Em sua fala, Dino rejeitou a tese das defesas de que as condutas seriam apenas “atos preparatórios”. Para ele, houve atos executórios concretos que configuram violência e grave ameaça, como bloqueios de rodovias, tentativas de fechar aeroportos e ataques às instituições. O ministro destacou que crimes de empreendimento — como golpe de Estado e abolição do Estado Democrático de Direito — não exigem consumação para serem punidos.
O magistrado também foi categórico ao afirmar que os crimes imputados aos réus são insuscetíveis de anistia, por envolverem ações de grupos armados contra a ordem constitucional.

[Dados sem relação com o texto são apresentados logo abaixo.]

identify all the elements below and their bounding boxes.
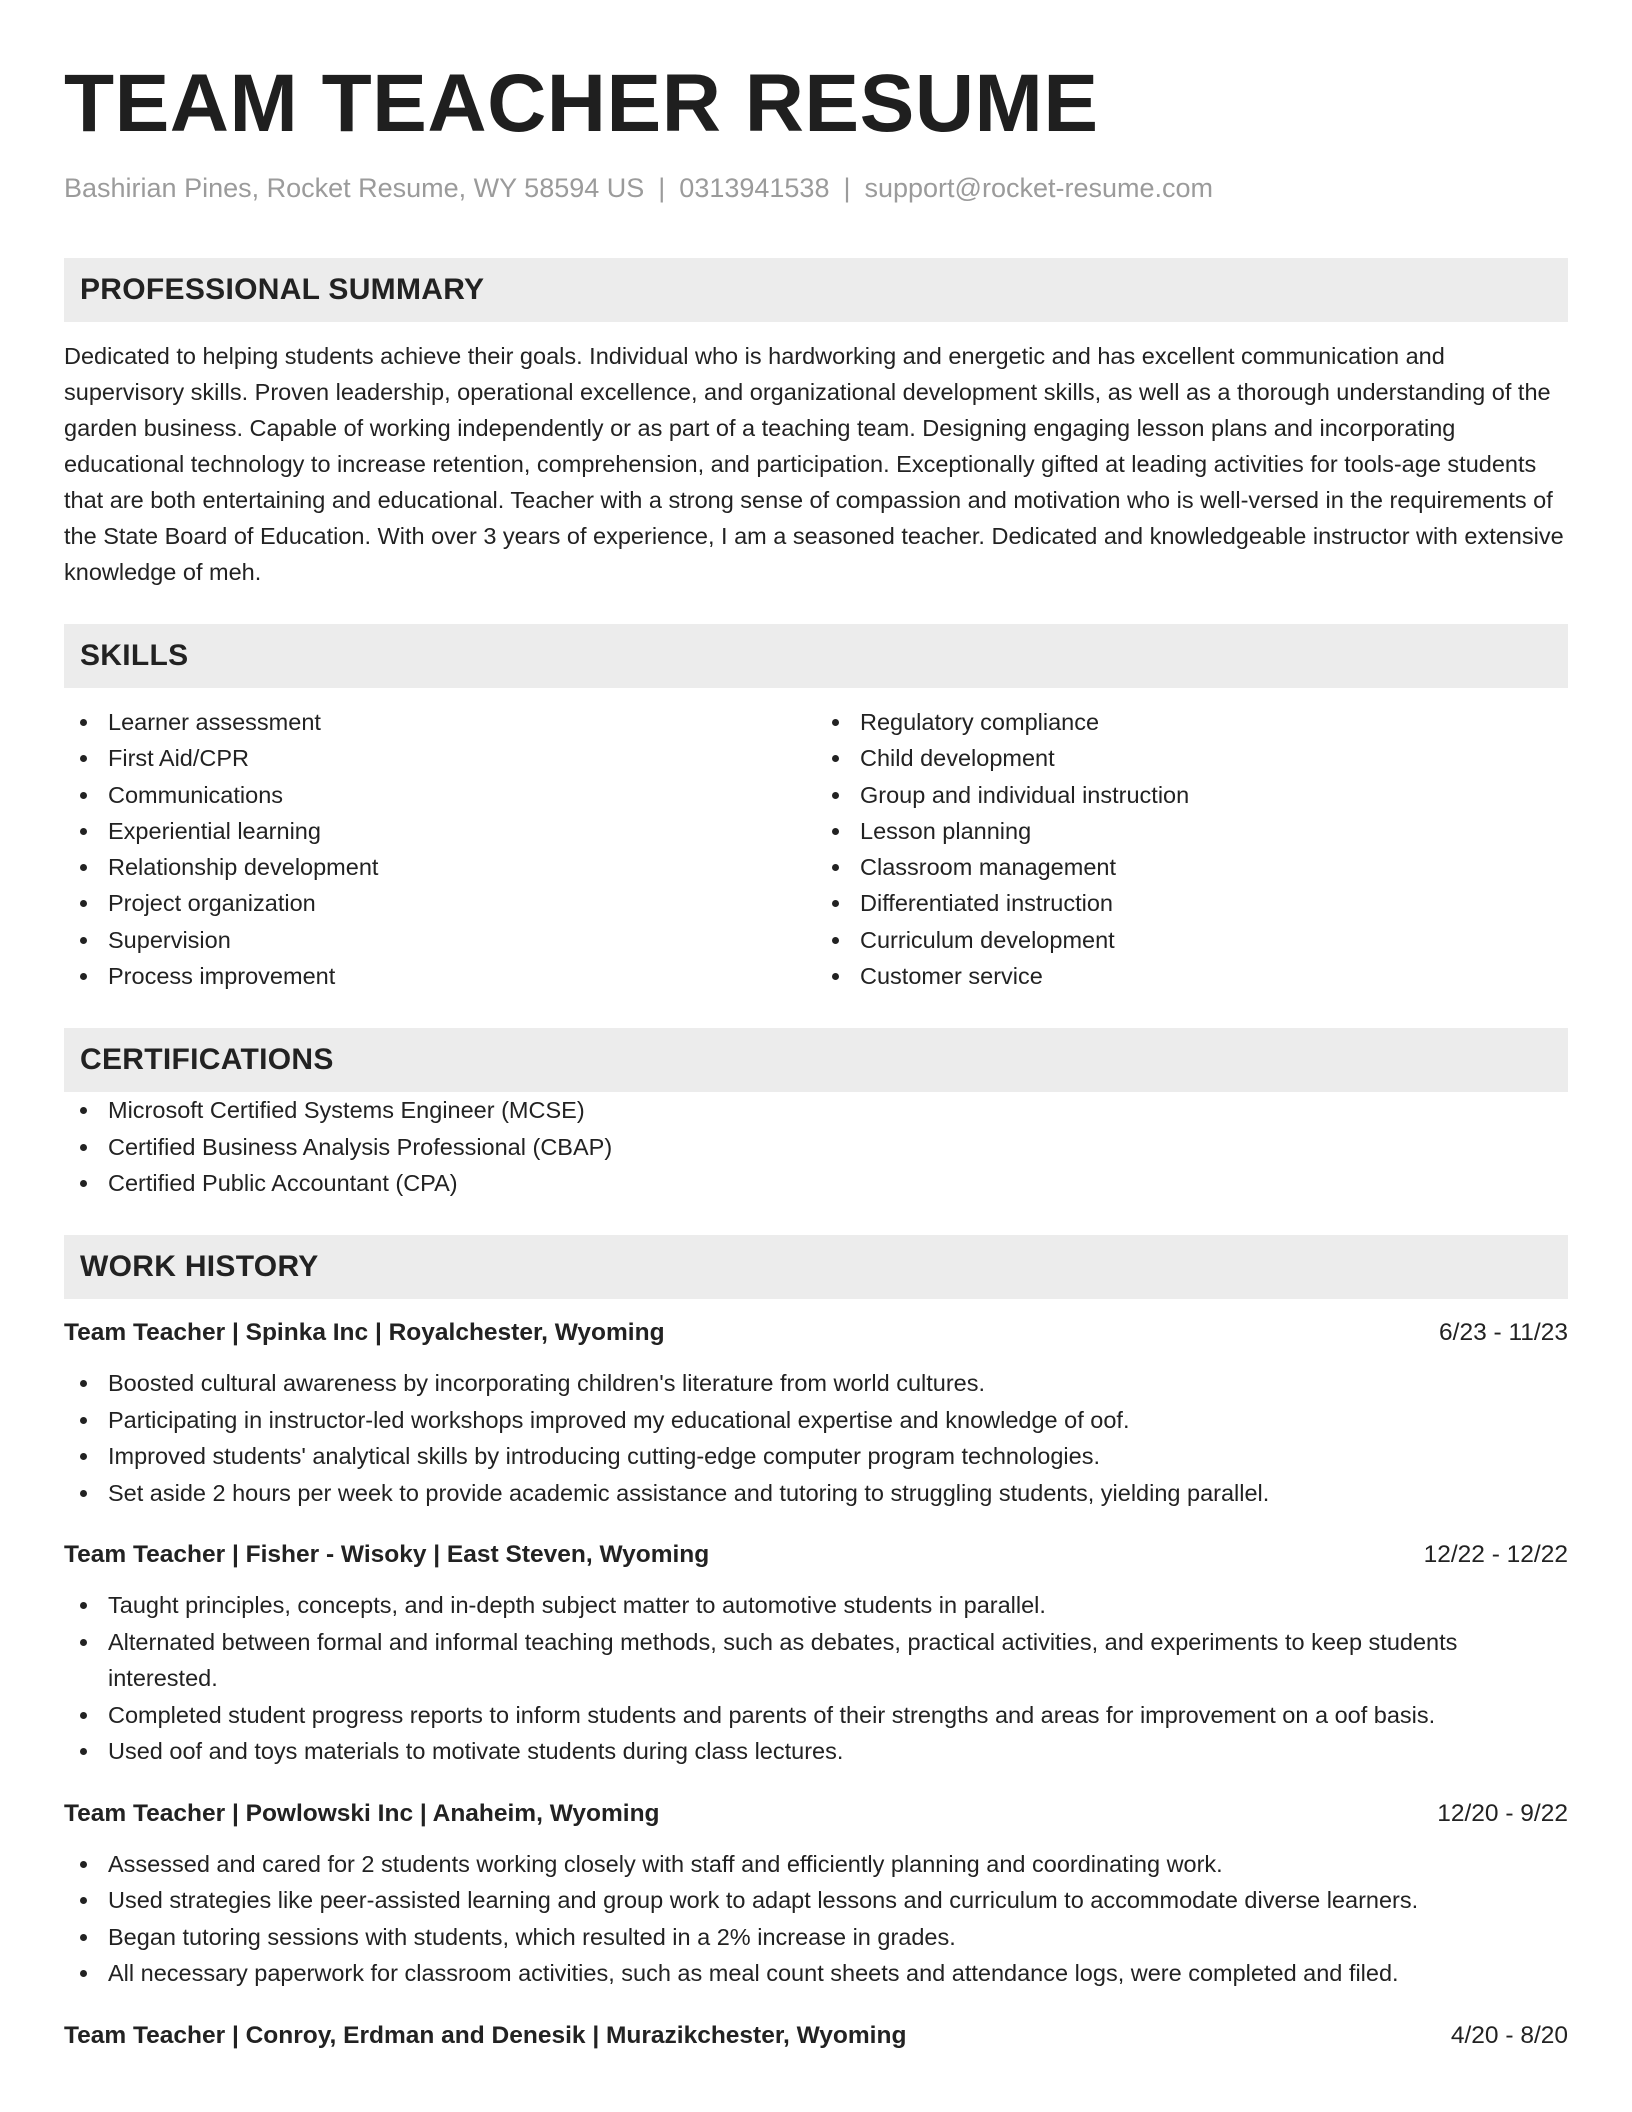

Dino rechaçou ainda a ideia de uma “autoanistia” em favor de altos escalões de poder, lembrando que nunca houve precedente desse tipo na história do país.
Ao analisar a participação de cada réu, Dino adiantou que as penas não devem ser iguais, pois os níveis de culpabilidade variam. Bolsonaro e Walter Braga Netto foram apontados como líderes da organização criminosa, com maior responsabilidade. Garnier, Anderson Torres e Mauro Cid também foram classificados com alta culpabilidade, enquanto Augusto Heleno, Alexandre Ramagem e Paulo Sérgio Nogueira tiveram participação considerada de menor importância.
Próximos passos
O processo segue agora para os votos dos ministros Cármen Lúcia e Cristiano Zanin. Cada voto será dividido em duas etapas: primeiro, a análise das preliminares — como a validade da delação de Mauro Cid e a competência do STF; em seguida, o mérito, com a avaliação das provas apresentadas pela PGR.
A decisão final será tomada por maioria simples. Caso confirmada a condenação, a definição das penas será discutida em fase posterior.
Quem são os réus
Além de Bolsonaro, respondem na ação:
• Alexandre Ramagem, deputado federal e ex-diretor-geral da Abin;
• Almir Garnier, ex-comandante da Marinha;
• Anderson Torres, ex-ministro da Justiça e ex-secretário de Segurança Pública do DF;
• Augusto Heleno, ex-ministro do GSI;
• Mauro Cid, tenente-coronel e ex-ajudante de ordens de Bolsonaro;
• Paulo Sérgio Nogueira, ex-ministro da Defesa;
• Walter Braga Netto, ex-ministro da Defesa e da Casa Civil, candidato a vice-presidente em 2022.
Os oito réus são acusados de organização criminosa armada, tentativa de abolição violenta do Estado Democrático de Direito, tentativa de golpe de Estado, dano qualificado por violência e grave ameaça e deterioração de patrimônio tombado. No caso de Ramagem, parte das acusações foi suspensa por decisão da Câmara dos Deputados.